“What would I say? Why, that you lied most damnably.”
“Have a care!” he whispered, rather than spoke, and his hand fell to his sword hilt with a quick motion. “Have a care! I have suffered much from you. Do not tempt me too far.”
“I am no traitor,” I said proudly, “for I have but now returned from the defense of Pemaquid, which, though it fell was only given up in the face of heavy odds, and because the garrison would not stand by me. I am no traitor. Ask the men who tramped the woods and sailed the sloops with me.”
“Then this must be in error,” was his sudden exclamation. He threw a parchment to me across the bed, behind which he still was, and, while I unrolled it he came out, and sat in the chair again. I recognized the royal arms of England.
“Read,” he said. And then he settled back in his chair most comfortably, as one disposed to listen to some pleasant tale.

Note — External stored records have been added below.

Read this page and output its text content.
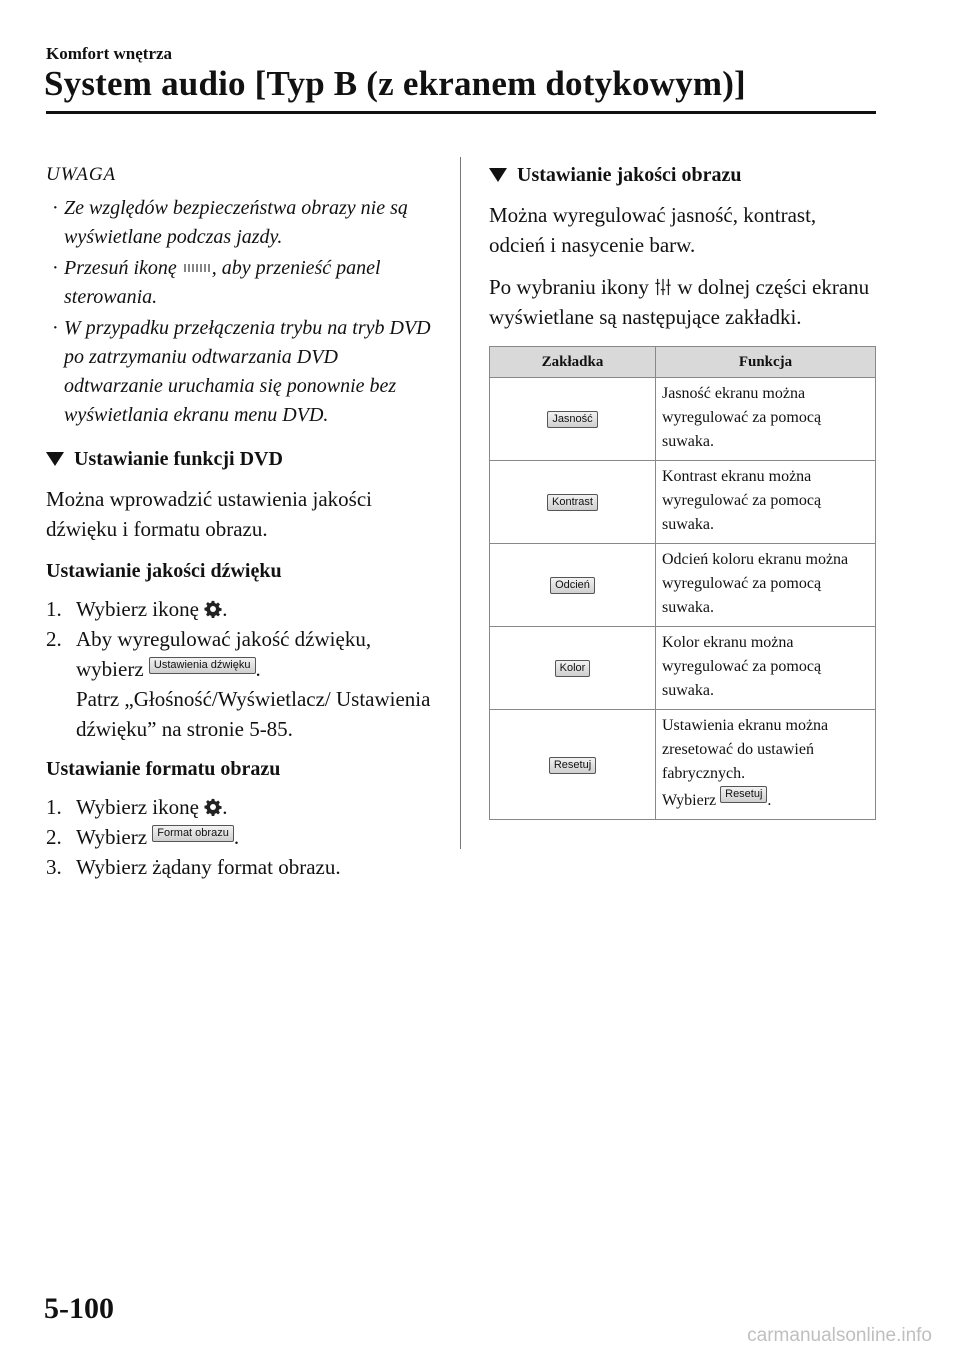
Komfort wnętrza
System audio [Typ B (z ekranem dotykowym)]
UWAGA
· Ze względów bezpieczeństwa obrazy nie są wyświetlane podczas jazdy.
· Przesuń ikonę , aby przenieść panel sterowania.
· W przypadku przełączenia trybu na tryb DVD po zatrzymaniu odtwarzania DVD odtwarzanie uruchamia się ponownie bez wyświetlania ekranu menu DVD.
Ustawianie funkcji DVD

Można wprowadzić ustawienia jakości dźwięku i formatu obrazu.

Ustawianie jakości dźwięku
1. Wybierz ikonę .
2. Aby wyregulować jakość dźwięku, wybierz Ustawienia dźwięku .
Patrz „Głośność/Wyświetlacz/ Ustawienia dźwięku” na stronie 5-85.
Ustawianie formatu obrazu
1. Wybierz ikonę .
2. Wybierz Format obrazu .
3. Wybierz żądany format obrazu.
Ustawianie jakości obrazu

Można wyregulować jasność, kontrast, odcień i nasycenie barw.

Po wybraniu ikony w dolnej części ekranu wyświetlane są następujące zakładki.

Zakładka	Funkcja
Jasność	Jasność ekranu można wyregulować za pomocą suwaka.
Kontrast	Kontrast ekranu można wyregulować za pomocą suwaka.
Odcień	Odcień koloru ekranu można wyregulować za pomocą suwaka.
Kolor	Kolor ekranu można wyregulować za pomocą suwaka.
Resetuj	Ustawienia ekranu można zresetować do ustawień fabrycznych.
Wybierz Resetuj .
5-100
carmanualsonline.info
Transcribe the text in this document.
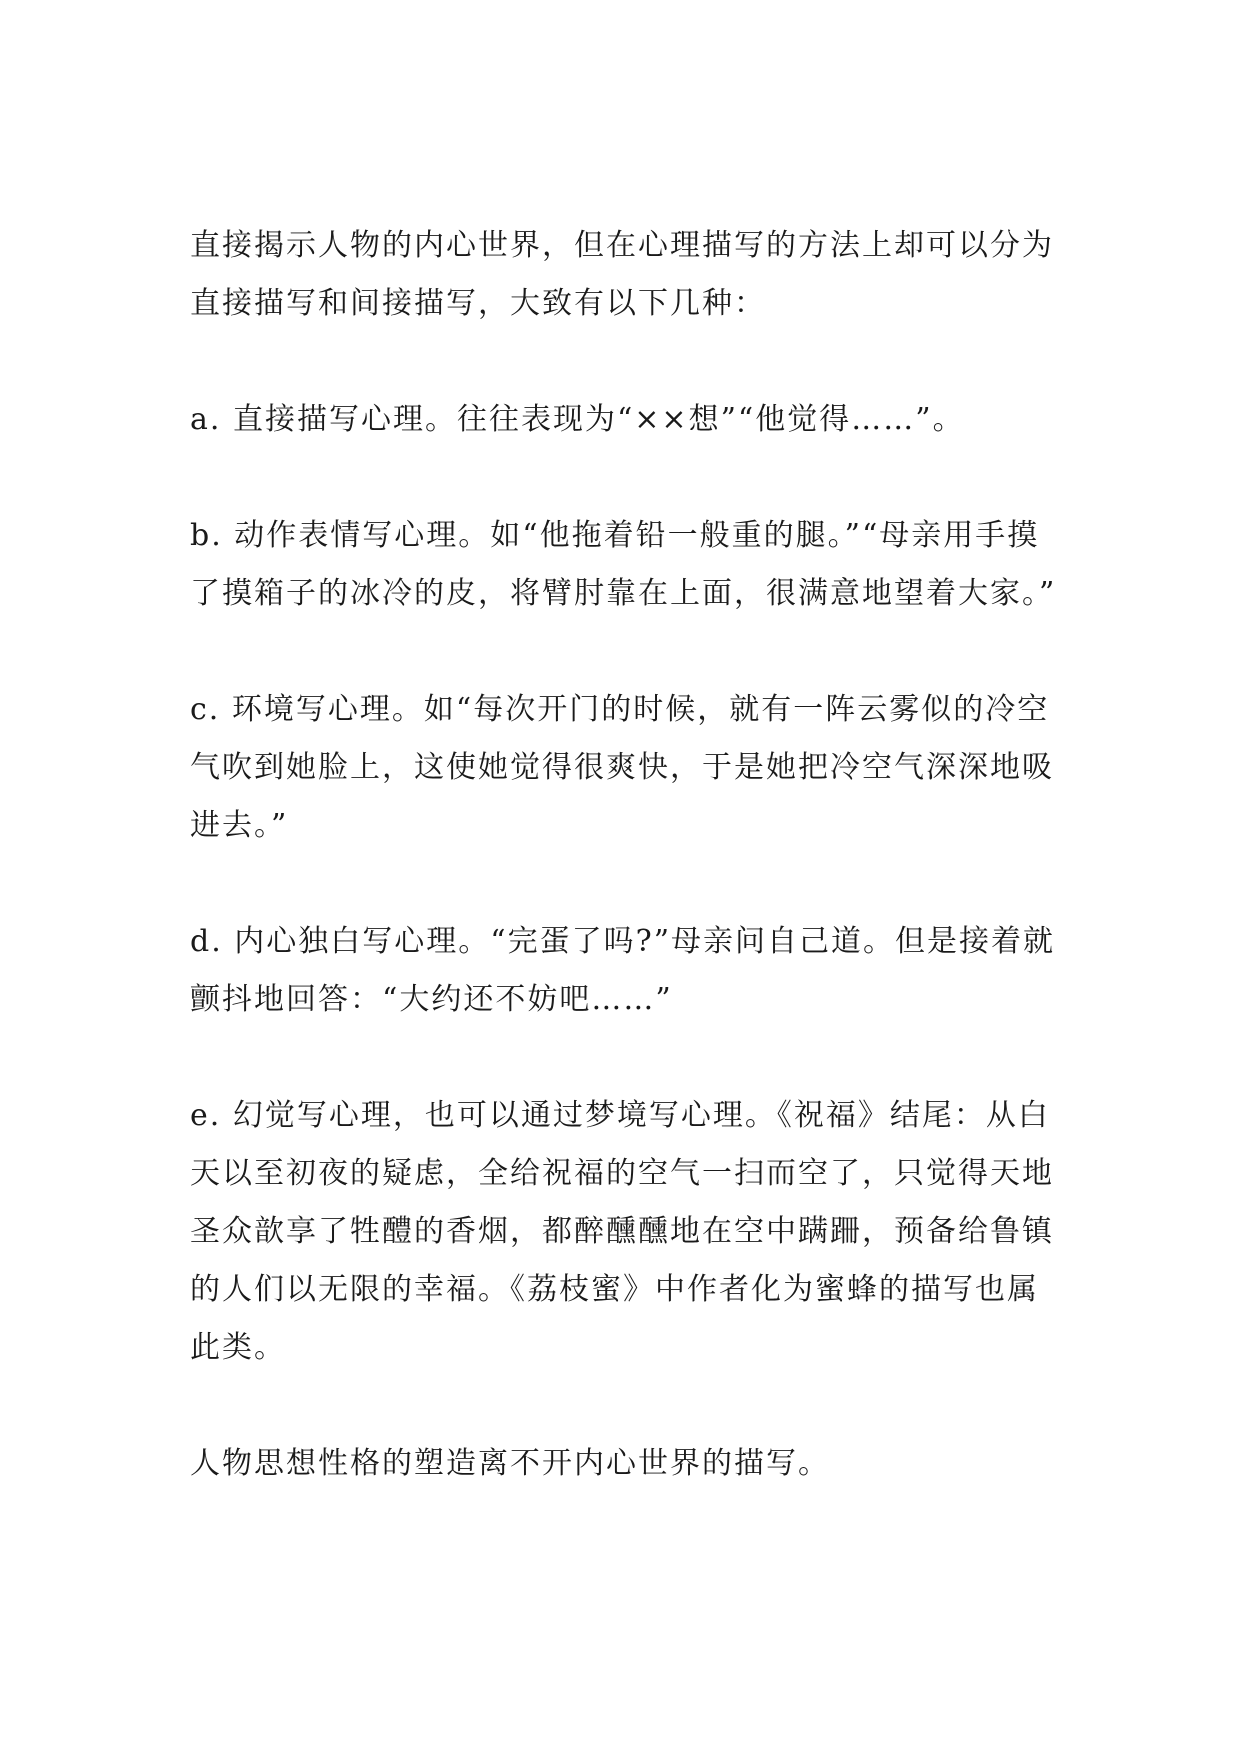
直接揭示人物的内心世界，但在心理描写的方法上却可以分为直接描写和间接描写，大致有以下几种：

a. 直接描写心理。往往表现为“××想”“他觉得……”。

b. 动作表情写心理。如“他拖着铅一般重的腿。”“母亲用手摸了摸箱子的冰冷的皮，将臂肘靠在上面，很满意地望着大家。”

c. 环境写心理。如“每次开门的时候，就有一阵云雾似的冷空气吹到她脸上，这使她觉得很爽快，于是她把冷空气深深地吸进去。”

d. 内心独白写心理。“完蛋了吗?”母亲问自己道。但是接着就颤抖地回答：“大约还不妨吧……”

e. 幻觉写心理，也可以通过梦境写心理。《祝福》结尾：从白天以至初夜的疑虑，全给祝福的空气一扫而空了，只觉得天地圣众歆享了牲醴的香烟，都醉醺醺地在空中蹒跚，预备给鲁镇的人们以无限的幸福。《荔枝蜜》中作者化为蜜蜂的描写也属此类。

人物思想性格的塑造离不开内心世界的描写。
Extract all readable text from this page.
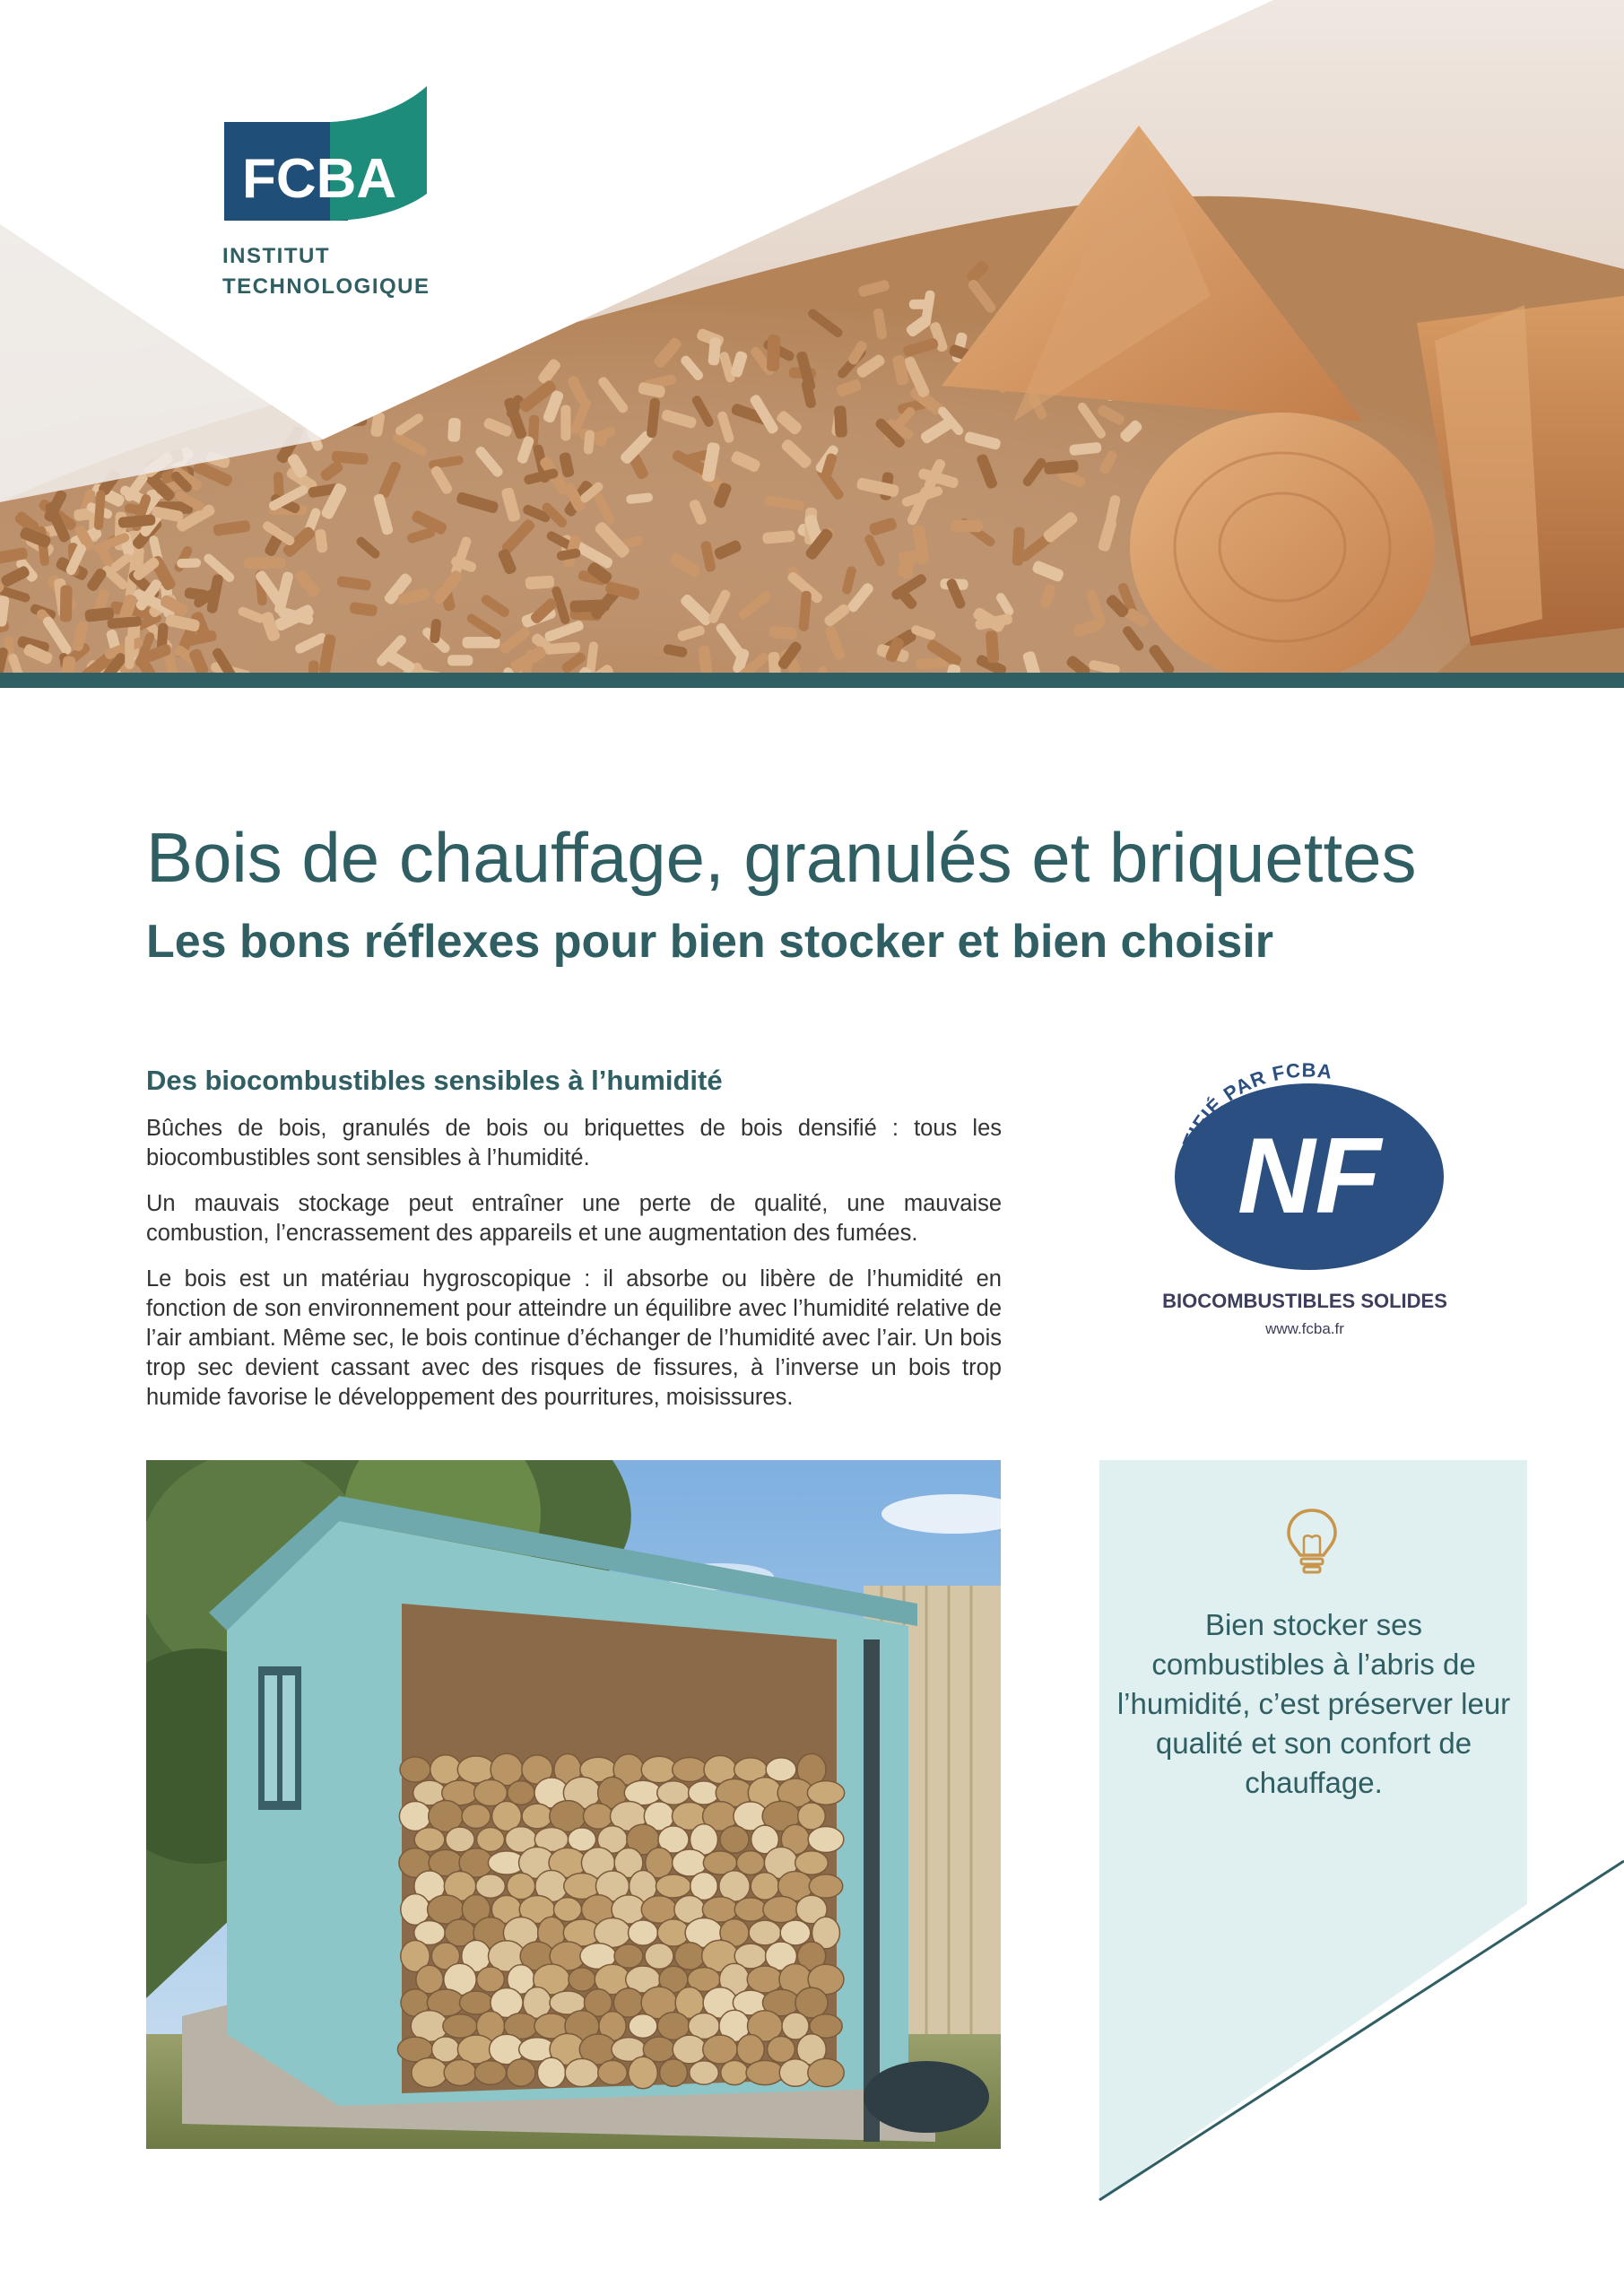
FCBA
INSTITUT
TECHNOLOGIQUE
Bois de chauffage, granulés et briquettes
Les bons réflexes pour bien stocker et bien choisir
Des biocombustibles sensibles à l’humidité

Bûches de bois, granulés de bois ou briquettes de bois densifié : tous les biocombustibles sont sensibles à l’humidité.

Un mauvais stockage peut entraîner une perte de qualité, une mauvaise combustion, l’encrassement des appareils et une augmentation des fumées.

Le bois est un matériau hygroscopique : il absorbe ou libère de l’humidité en fonction de son environnement pour atteindre un équilibre avec l’humidité relative de l’air ambiant. Même sec, le bois continue d’échanger de l’humidité avec l’air. Un bois trop sec devient cassant avec des risques de fissures, à l’inverse un bois trop humide favorise le développement des pourritures, moisissures.

CERTIFIÉ PAR FCBA
NF
BIOCOMBUSTIBLES SOLIDES
www.fcba.fr
Bien stocker ses combustibles à l’abris de l’humidité, c’est préserver leur qualité et son confort de chauffage.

I read. True enough it was a warrant for Sir Francis Dane, formerly of the army of “that arch-traitor” Duke Monmouth. All the way through I read the scroll, my heart growing heavier as I proceeded.
“Does it suffice?” he asked.
“Aye,” I answered, moodily.
I turned toward him.
“It is enough,” I went on, pacing back and forth. “But, look you, sir, I know not your name. Not that it matters greatly.”